By Katie Finnigan
Last Sunday, as I was finishing my share of the Lunar New Year Celebration vegetarian selection in Peirce’s Thomas Hall, I saw a few people I believed to be Peer Counselors walk around the tables and distribute advertisements for National Eating Disorder Awareness Week (NEDAW) that described the events that would be taking place throughout the week, in addition to debunking some misconceptions about eating disorders. “‘You don’t have to be skinny to have an eating disorder’ — FALSE.” “‘Eating disorders are caused by exposure to media’ — FALSE.”
As I read the paper advertisement placed in front of me, and watched as the students placed ads on every other table in Thomas, I felt a burning sensation in my chest — Fear? Anger? Heartburn? — that I have never been able to articulate, and that I am still vaguely unsure how to.
To myself and others, the eating culture in Peirce has been a source of turmoil during my Kenyon career — not because of the food that AVI so lovingly dispenses, but because the constant exposure to an all-you-can-eat environment is taxing. I am sure that all students are familiar with this feeling, but when you have an eating disorder, the prospect of having to choose what to eat in front of your peers, and then eating with them, is often completely overwhelming.

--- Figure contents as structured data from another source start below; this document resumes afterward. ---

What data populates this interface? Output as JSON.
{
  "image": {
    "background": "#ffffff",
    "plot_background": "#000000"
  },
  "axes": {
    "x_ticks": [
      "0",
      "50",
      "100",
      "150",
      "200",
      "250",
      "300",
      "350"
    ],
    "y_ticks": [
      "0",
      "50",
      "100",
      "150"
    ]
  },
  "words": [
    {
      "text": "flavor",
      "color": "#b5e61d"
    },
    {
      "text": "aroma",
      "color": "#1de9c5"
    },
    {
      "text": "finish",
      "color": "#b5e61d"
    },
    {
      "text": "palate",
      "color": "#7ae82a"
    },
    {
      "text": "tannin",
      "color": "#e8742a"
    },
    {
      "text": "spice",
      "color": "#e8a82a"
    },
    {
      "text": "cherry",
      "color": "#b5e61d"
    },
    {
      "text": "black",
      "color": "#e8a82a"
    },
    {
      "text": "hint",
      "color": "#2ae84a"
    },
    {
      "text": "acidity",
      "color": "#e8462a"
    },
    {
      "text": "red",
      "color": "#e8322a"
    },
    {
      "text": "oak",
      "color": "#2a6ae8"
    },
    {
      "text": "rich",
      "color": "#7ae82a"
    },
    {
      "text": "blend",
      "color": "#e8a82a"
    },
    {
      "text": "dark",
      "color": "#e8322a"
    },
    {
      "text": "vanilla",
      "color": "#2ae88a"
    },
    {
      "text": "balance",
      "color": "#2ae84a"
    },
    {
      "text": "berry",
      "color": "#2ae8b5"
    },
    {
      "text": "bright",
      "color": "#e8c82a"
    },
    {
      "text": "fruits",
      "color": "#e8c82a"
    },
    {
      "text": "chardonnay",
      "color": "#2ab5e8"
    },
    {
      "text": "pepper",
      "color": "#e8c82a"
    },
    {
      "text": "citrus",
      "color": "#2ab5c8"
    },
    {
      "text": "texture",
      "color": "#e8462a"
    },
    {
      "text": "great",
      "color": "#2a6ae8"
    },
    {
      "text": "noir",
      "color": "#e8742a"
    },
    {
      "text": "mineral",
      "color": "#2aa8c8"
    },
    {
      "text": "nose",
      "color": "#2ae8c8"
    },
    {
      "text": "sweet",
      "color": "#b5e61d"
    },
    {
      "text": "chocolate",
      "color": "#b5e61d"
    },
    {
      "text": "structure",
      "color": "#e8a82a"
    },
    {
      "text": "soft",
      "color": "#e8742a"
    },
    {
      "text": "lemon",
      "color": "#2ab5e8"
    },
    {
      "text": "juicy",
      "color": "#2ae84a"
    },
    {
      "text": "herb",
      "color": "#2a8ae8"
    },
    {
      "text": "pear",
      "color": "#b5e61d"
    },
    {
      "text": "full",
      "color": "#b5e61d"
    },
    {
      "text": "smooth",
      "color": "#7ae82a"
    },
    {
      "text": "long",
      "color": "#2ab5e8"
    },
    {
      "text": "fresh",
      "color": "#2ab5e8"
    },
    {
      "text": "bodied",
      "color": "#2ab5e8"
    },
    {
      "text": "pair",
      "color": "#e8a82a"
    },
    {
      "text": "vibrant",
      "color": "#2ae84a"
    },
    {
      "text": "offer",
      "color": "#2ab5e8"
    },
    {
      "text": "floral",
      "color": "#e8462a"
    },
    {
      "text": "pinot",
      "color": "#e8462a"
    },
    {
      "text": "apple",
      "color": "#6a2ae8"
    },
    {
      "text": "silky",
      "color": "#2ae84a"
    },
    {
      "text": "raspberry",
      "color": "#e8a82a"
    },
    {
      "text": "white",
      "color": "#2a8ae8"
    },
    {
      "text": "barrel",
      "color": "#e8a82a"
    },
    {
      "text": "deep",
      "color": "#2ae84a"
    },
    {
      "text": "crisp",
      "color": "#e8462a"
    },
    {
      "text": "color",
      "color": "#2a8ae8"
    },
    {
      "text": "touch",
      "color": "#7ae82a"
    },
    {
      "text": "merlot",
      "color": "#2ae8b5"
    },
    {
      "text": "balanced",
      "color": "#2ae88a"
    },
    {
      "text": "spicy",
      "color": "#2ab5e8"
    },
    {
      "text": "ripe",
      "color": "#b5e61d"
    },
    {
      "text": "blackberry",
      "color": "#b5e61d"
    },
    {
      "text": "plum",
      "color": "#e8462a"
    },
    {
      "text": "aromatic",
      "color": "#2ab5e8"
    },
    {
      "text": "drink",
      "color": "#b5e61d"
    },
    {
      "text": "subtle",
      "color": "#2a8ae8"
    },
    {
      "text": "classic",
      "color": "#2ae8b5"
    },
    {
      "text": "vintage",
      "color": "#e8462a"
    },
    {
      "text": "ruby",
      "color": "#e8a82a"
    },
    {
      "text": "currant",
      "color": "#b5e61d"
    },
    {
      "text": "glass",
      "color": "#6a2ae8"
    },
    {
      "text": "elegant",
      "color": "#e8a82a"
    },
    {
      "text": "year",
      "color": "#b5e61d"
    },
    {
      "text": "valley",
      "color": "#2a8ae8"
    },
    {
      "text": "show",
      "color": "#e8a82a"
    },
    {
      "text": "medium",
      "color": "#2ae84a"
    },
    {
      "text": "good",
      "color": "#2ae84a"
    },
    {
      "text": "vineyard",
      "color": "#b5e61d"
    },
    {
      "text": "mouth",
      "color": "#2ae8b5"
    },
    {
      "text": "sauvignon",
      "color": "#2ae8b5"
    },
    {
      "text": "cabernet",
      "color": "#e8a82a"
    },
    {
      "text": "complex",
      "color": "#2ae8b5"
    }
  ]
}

Although I have appreciated the communality that is built in Peirce meal after meal, I can’t escape the fact that I feel that I am prepping myself for battle, against my anxieties, against the desire to consume too much or too little food, against the lingering remnants of the disorder that has sadly defined much of my Kenyon career.
So when I saw the NEDAW advertisements being dispersed in New Side, I had an urge to rip them up, not because I don’t support NEDAW or the Counseling Center, but because I felt that Peirce was not the place to explain what an eating disorder is, or what it is not. The building has been my personal Mecca of disordered eating, and I thought it was hardly necessary to remind those with eating disorders of the urges they fight against, when they are already hyper-aware of them.
When I tried to think of where the advertisements could go, so that students, faculty, staff and community members could see them, I was hard-pressed to think of a space that wouldn’t cause pain to someone with an eating disorder. Obviously not the bathroom, another hub of disordered digestion or purging of food. Wiggin Street Coffee or the Bookstore? Maybe, but not ideal, given that people still eat there just like they do in Peirce. Residence halls? I know I would not want to face a reminder of eating disorders in my place of residence, my “safe space.”
What’s left, then? The Gund Commons computer lab? The greenhouse? Other places on campus that most of the student body avoids or never comes into contact with? I soon realized that as much as I wanted to tear down the advertisements, I didn’t know where else to put them. Honestly, I wanted them out of my life, out of Gambier. Just as I want eating disorders to be out of my life, to be out of the lives of my friends, my family, individuals of all gender identities and ethnic backgrounds; to be erased from my past, present and future.
Am I being too sensitive, overlooking the need to raise awareness about a group of disorders that are largely misunderstood by the public? Probably. However, I hope this article will do as much to raise awareness about the prevalence of eating disorders in every sphere, but especially Peirce, as much as the NEDAW advertisements have. Simply put, eating disorders will not be out of my life any time soon. The process of making peace with that fact has been a long and arduous one, but I feel closer to peace than ever before — and that’s something to advertise.